Will iron ore be dragged into the ongoing China-Australia trade conflict?


China sources two-thirds of its iron ore from Australia, with this supply making up half of all iron ore consumed in China.



Stephen Johnson, Economics Reporter For Daily Mail Australia 10 hrs ago

China’s trade sanctions are failing to cripple Australia’s economy, as Beijing’s insatiable demand for iron ore keeps prices at elevated levels for years to come.

Spot prices for the commodity, used to make steel, this month climbed above $US150 ($A200) for the first time since 2013.

As of Tuesday night, prices had climbed to $US176 ($A233) a ton or levels unseen since 2011 and exports to China have hit a new record high.

As recently as May iron ore, by far Australia’s biggest export, was worth just $US80 a metric ton.

Westpac has now updated its forecasts and is expecting the key commodity to remain as high as $US100 a ton by December 2022.

Justin Smirk, a senior economist with the bank, said China would continue making more steel during the next two years as governments around the world used construction and infrastructure programs to pump prime economies that had been savaged by Covid-19 lockdowns.

‘We may be nearing a peak in the momentum of Chinese growth but the pace is likely to be maintained until well into 2022,’ he said.

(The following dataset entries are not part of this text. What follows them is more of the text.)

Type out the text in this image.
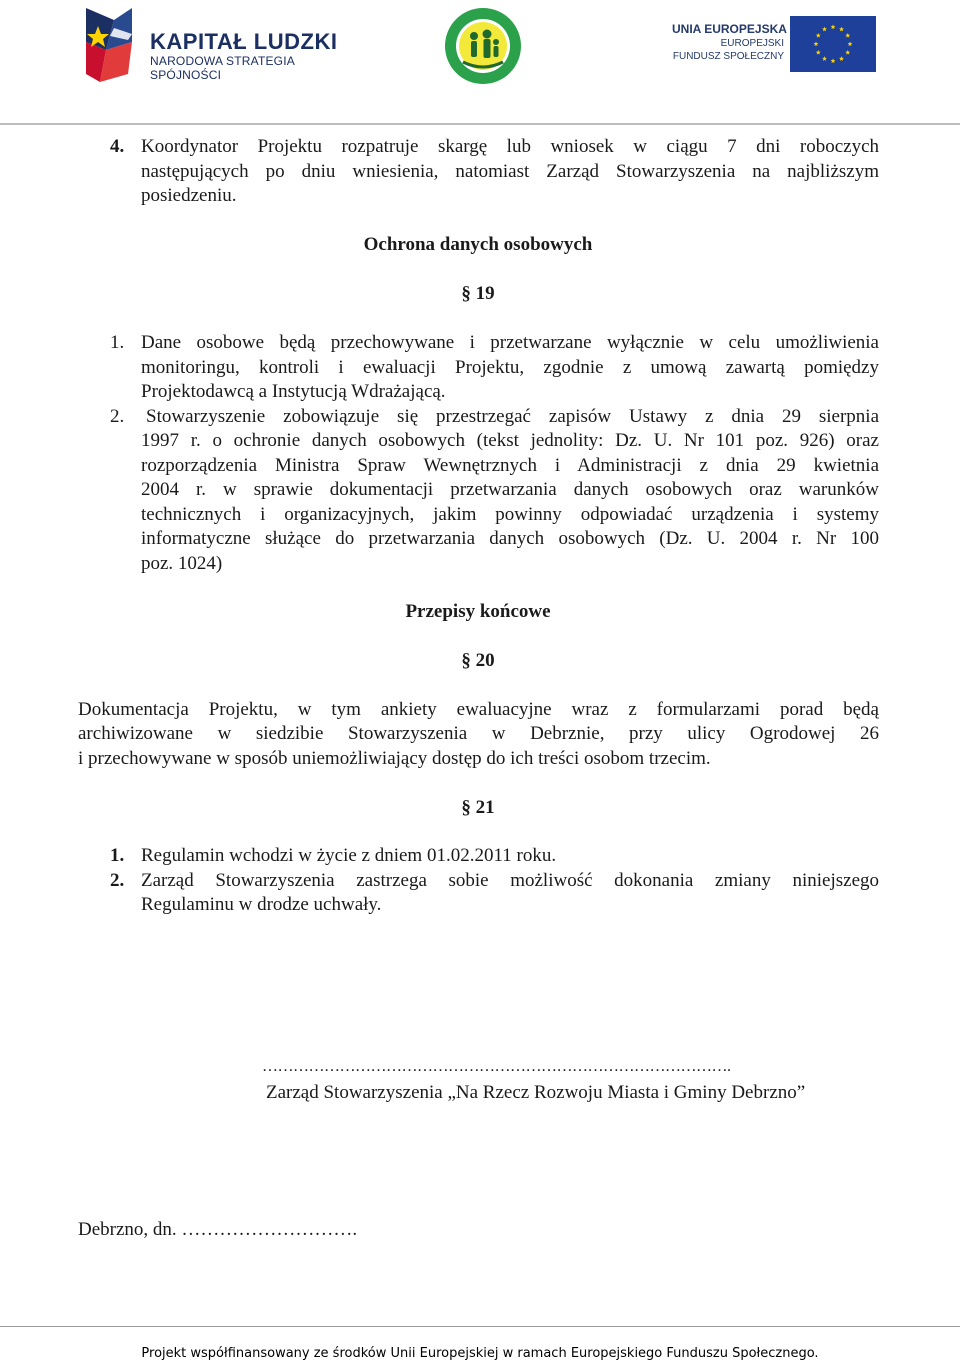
KAPITAŁ LUDZKI
NARODOWA STRATEGIA SPÓJNOŚCI
UNIA EUROPEJSKA
EUROPEJSKI
FUNDUSZ SPOŁECZNY
4. Koordynator Projektu rozpatruje skargę lub wniosek w ciągu 7 dni roboczych
następujących po dniu wniesienia, natomiast Zarząd Stowarzyszenia na najbliższym
posiedzeniu.
Ochrona danych osobowych
§ 19
1. Dane osobowe będą przechowywane i przetwarzane wyłącznie w celu umożliwienia
monitoringu, kontroli i ewaluacji Projektu, zgodnie z umową zawartą pomiędzy
Projektodawcą a Instytucją Wdrażającą.
2. Stowarzyszenie zobowiązuje się przestrzegać zapisów Ustawy z dnia 29 sierpnia
1997 r. o ochronie danych osobowych (tekst jednolity: Dz. U. Nr 101 poz. 926) oraz
rozporządzenia Ministra Spraw Wewnętrznych i Administracji z dnia 29 kwietnia
2004 r. w sprawie dokumentacji przetwarzania danych osobowych oraz warunków
technicznych i organizacyjnych, jakim powinny odpowiadać urządzenia i systemy
informatyczne służące do przetwarzania danych osobowych (Dz. U. 2004 r. Nr 100
poz. 1024)
Przepisy końcowe
§ 20
Dokumentacja Projektu, w tym ankiety ewaluacyjne wraz z formularzami porad będą
archiwizowane w siedzibie Stowarzyszenia w Debrznie, przy ulicy Ogrodowej 26
i przechowywane w sposób uniemożliwiający dostęp do ich treści osobom trzecim.
§ 21
1. Regulamin wchodzi w życie z dniem 01.02.2011 roku.
2. Zarząd Stowarzyszenia zastrzega sobie możliwość dokonania zmiany niniejszego
Regulaminu w drodze uchwały.
……………………………………………………………………………….
Zarząd Stowarzyszenia „Na Rzecz Rozwoju Miasta i Gminy Debrzno”
Debrzno, dn. ……………………….
Projekt współfinansowany ze środków Unii Europejskiej w ramach Europejskiego Funduszu Społecznego.
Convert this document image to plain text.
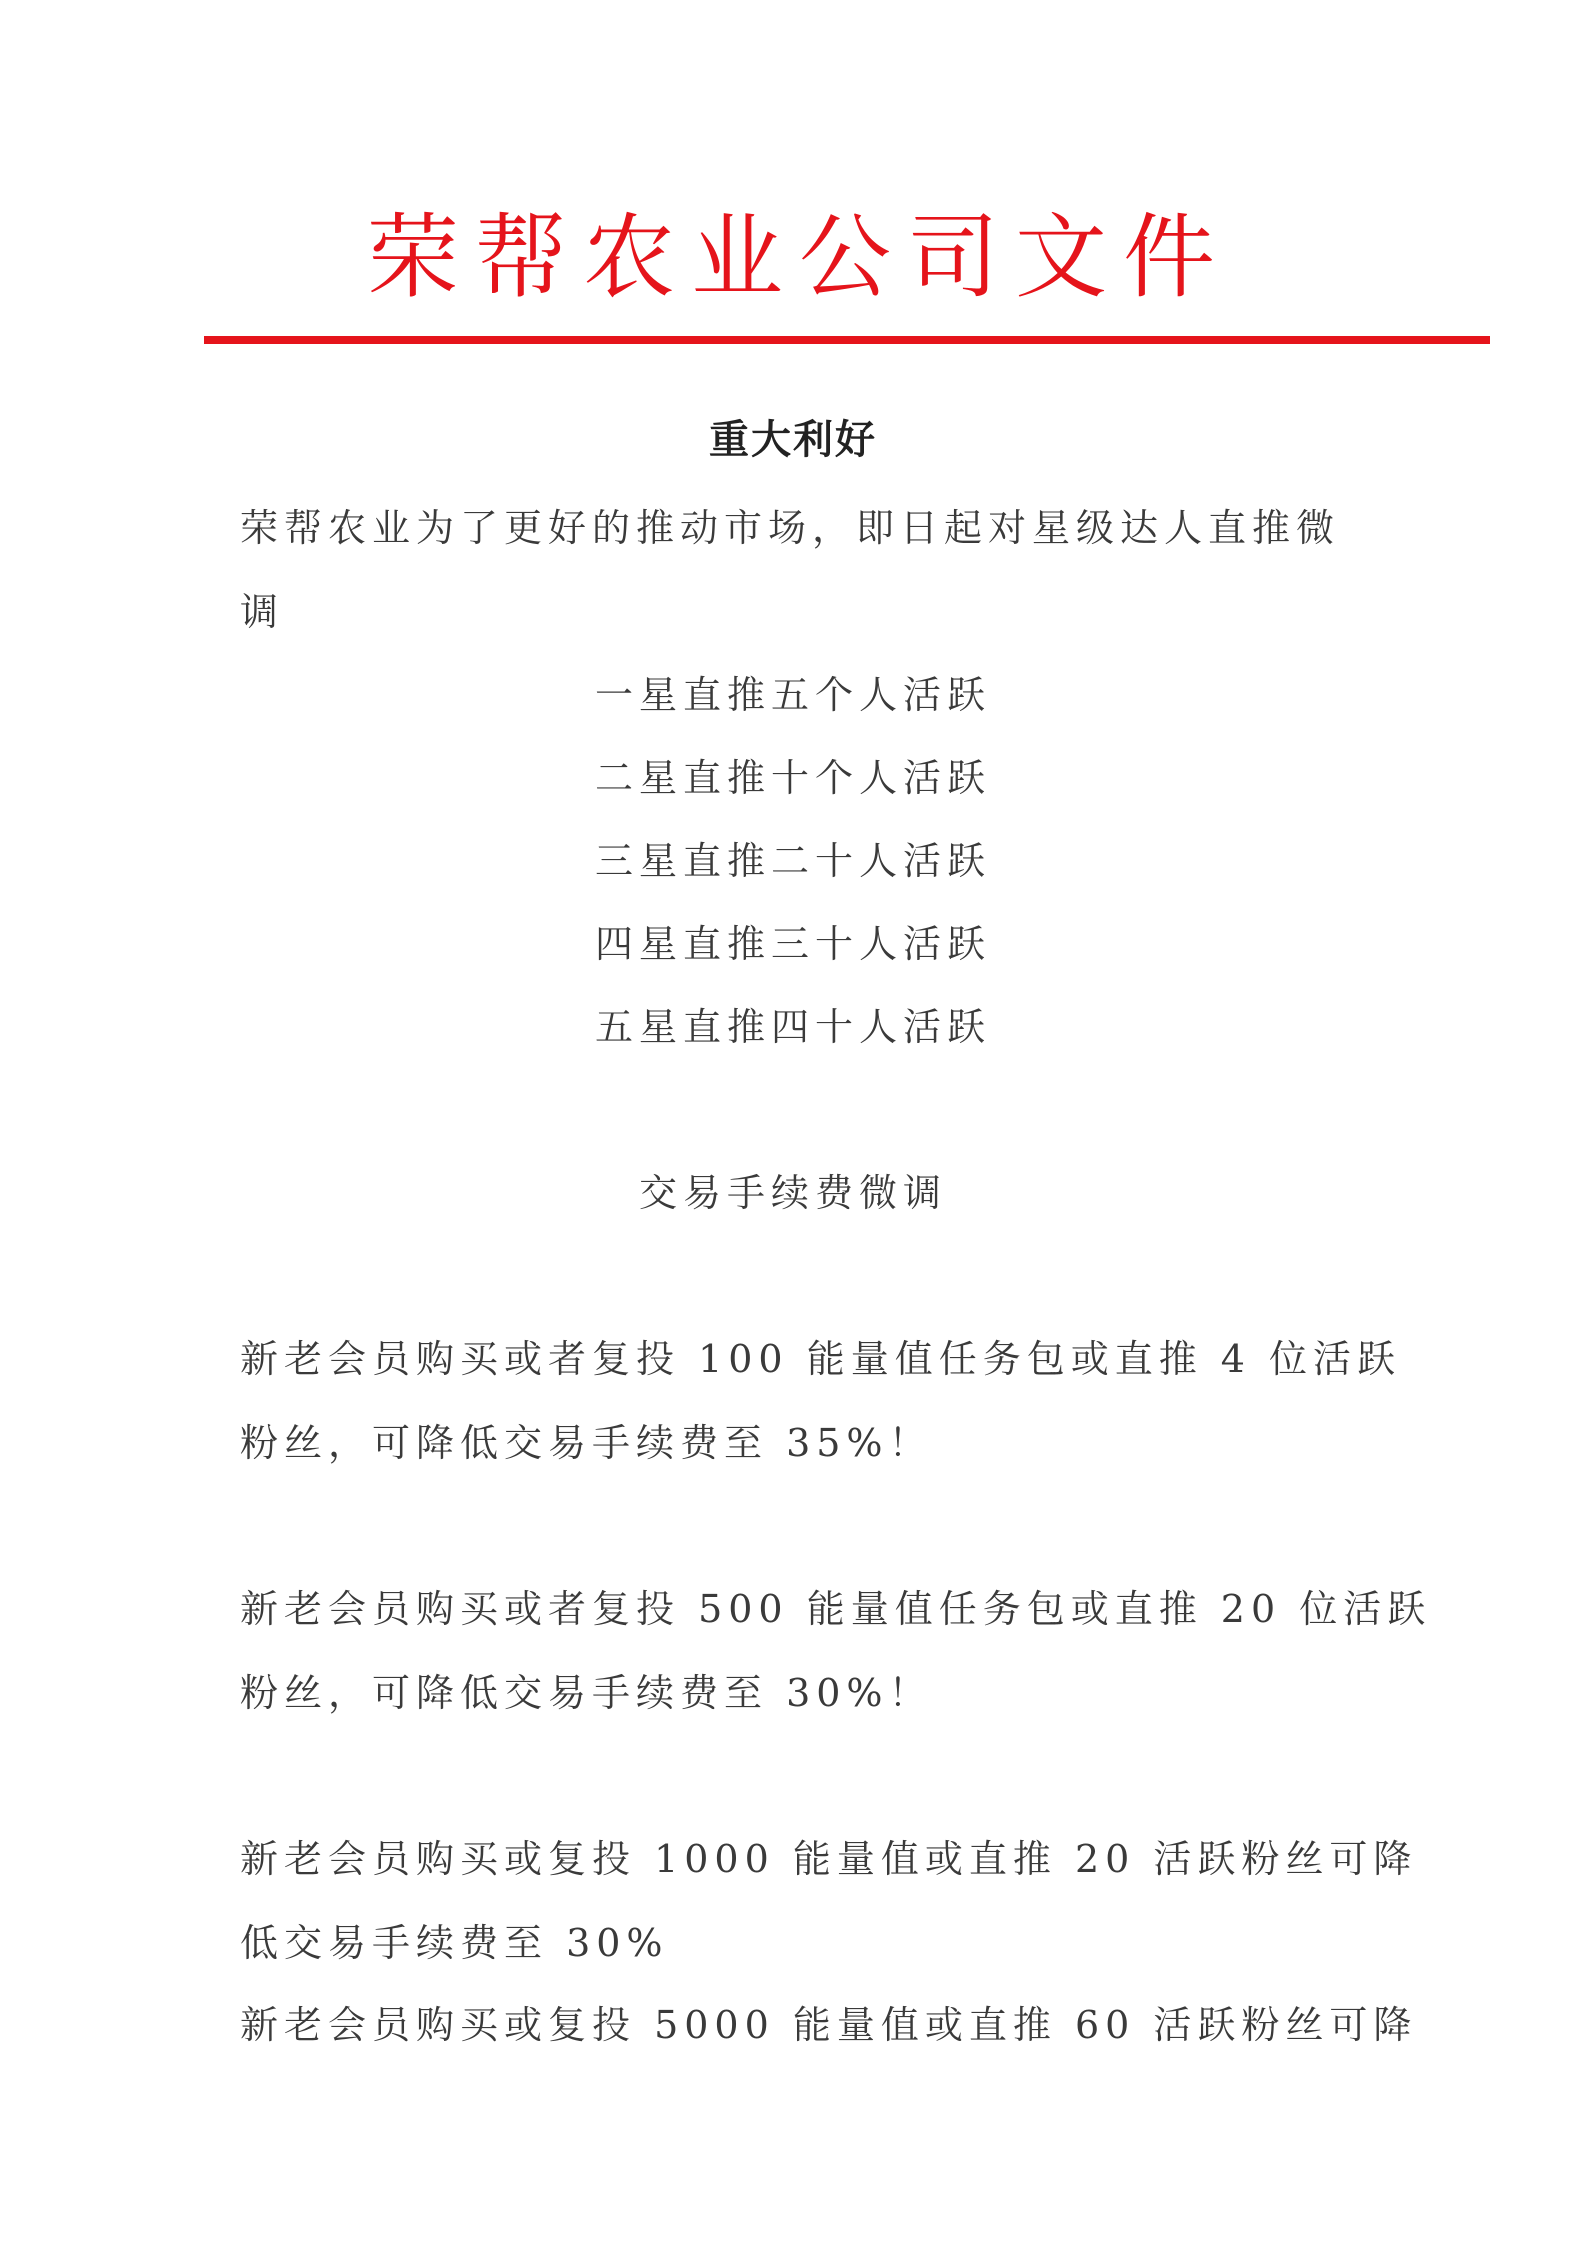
荣帮农业公司文件
重大利好
荣帮农业为了更好的推动市场，即日起对星级达人直推微
调
一星直推五个人活跃
二星直推十个人活跃
三星直推二十人活跃
四星直推三十人活跃
五星直推四十人活跃
交易手续费微调
新老会员购买或者复投 100 能量值任务包或直推 4 位活跃
粉丝，可降低交易手续费至 35%！
新老会员购买或者复投 500 能量值任务包或直推 20 位活跃
粉丝，可降低交易手续费至 30%！
新老会员购买或复投 1000 能量值或直推 20 活跃粉丝可降
低交易手续费至 30%
新老会员购买或复投 5000 能量值或直推 60 活跃粉丝可降
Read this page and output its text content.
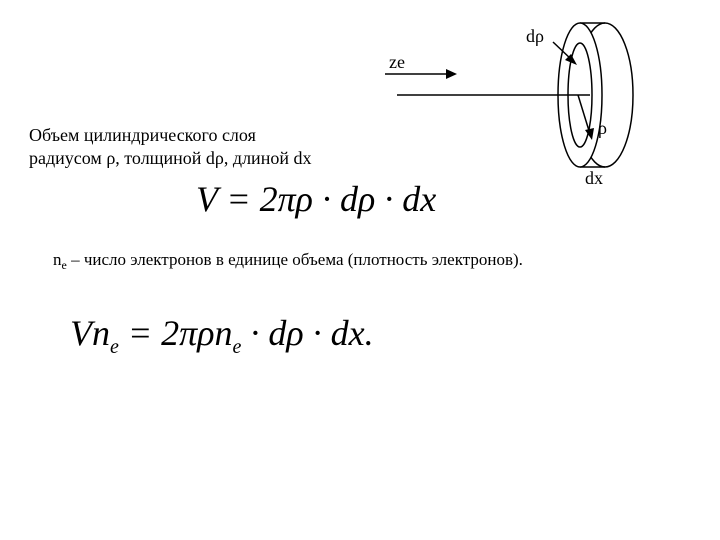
dρ
ze
ρ
dx
Объем цилиндрического слоя
радиусом ρ, толщиной dρ, длиной dx
V = 2πρ · dρ · dx
$n_e$ – число электронов в единице объема (плотность электронов).
$Vn_e = 2\pi\rho n_e \cdot d\rho$ · dx.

‘The balance of risks for commodities has clearly shifted with robust Chinese growth, global fiscal and monetary stimulus and ongoing supply constraints. 

‘We now expect commodity prices to remain well supported into the second half of 2021.’

China’s campaign against Australia is having little effect with annual exports to China in November just 0.4 per cent weaker compared with a year earlier, Australian Bureau of Statistics trade data released on Wednesday showed. 

Communist China sources 60 per cent of its iron ore from Australia as the other major producer Brazil continues to struggle following the Vale tailings dam collapse in early 2019.